For it to be taken seriously, though, it will need a great deal more than it has.
Fingers Crossed
That, I take it, is the hope with 2031.
It’s long been an article of faith among America’s few rugby maximalists that if the sport could only recruit the marginal football and basketball talent that doesn’t make it to the NFL or NBA, the U.S. could compete with the very best.
In terms of raw athleticism, that’s probably right. We already have a lot of big boys playing sports around here, and rugby’s major powers are far smaller countries by population.
The top two teams today — Ireland and New Zealand — have just over 10 million people between them.
You’d have to add those population together, as well as those of the next eleven teams in the world rankings, to equal America’s.
That’s a deep talent pool. You’d think we could find ~20-30 good-to-great rugby players.
So why haven’t we?
It starts with an awareness barrier. The most well-known rugby game in the U.S. is probably the one Ross lost(?) in Friends:
(And while you’re at it, check those white-hot takes in the comments section for why Emily was actually a catch. Compelling stuff.)
My sense is rugby gets lumped in with cricket in terms of sports that the rest of the former British Empire plays, but not us. We’ve got our own cricket, called baseball, just as we also have our own rugby, called football.
As a result — much like cricket — rugby is more of a gym-class curiosity than a legitimate sport at the youth level. We’re well behind youth soccer, where the infrastructure is there and isn’t good enough. Rugby’s pipeline isn’t even built yet.
If you can’t play when you’re younger, then your ceiling — both in terms of individual players and the country as a whole — is going to stay relatively low.
But rugby does have an edge that I’d attest to. It’s fun. Like, really fun.
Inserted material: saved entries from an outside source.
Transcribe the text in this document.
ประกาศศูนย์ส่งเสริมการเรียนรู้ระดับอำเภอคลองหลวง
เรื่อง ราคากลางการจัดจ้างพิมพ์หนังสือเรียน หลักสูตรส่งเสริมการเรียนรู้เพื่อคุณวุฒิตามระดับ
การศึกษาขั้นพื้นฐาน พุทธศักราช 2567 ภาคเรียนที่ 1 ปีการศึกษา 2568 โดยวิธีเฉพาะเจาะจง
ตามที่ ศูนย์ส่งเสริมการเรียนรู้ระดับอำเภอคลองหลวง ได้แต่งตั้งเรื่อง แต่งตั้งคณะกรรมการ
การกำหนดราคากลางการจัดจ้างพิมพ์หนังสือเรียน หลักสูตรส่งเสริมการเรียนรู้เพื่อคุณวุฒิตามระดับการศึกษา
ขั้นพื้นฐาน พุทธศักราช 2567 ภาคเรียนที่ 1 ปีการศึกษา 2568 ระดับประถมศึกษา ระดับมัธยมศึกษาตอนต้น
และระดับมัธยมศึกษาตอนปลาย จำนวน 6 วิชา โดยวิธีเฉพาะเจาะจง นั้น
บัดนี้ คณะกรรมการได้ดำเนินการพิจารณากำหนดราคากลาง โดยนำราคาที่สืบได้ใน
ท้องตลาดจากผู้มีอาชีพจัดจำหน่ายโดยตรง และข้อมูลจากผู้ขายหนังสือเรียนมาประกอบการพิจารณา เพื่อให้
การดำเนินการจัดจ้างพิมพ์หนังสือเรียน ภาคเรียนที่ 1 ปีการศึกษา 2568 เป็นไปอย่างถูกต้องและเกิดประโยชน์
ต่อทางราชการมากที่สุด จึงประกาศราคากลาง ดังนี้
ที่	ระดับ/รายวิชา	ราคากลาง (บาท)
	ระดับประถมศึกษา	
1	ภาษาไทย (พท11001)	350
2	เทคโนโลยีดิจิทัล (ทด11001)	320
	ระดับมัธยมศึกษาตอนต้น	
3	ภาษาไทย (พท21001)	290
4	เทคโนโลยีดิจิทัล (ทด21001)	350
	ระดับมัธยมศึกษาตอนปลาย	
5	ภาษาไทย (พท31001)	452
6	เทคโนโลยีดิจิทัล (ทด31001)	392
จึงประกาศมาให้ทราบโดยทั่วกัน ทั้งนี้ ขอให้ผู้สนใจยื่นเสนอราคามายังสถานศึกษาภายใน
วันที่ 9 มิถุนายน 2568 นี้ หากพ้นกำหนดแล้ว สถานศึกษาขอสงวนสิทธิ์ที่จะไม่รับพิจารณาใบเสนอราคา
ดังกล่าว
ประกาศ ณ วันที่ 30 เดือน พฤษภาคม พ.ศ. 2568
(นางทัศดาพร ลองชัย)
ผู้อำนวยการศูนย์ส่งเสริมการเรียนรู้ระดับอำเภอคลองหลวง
Most guys I played with — nearly all of whom played other sports first — would probably agree that we got the most out of rugby. We’re all here together for that very reason.
If you can get kids playing the sport a little younger — maybe peeling off some of the kids whose parents don’t want them playing football, even if it’s not exactly a huge improvement on the safety front — then I bet you’d find some lifers. It gets a hold of you.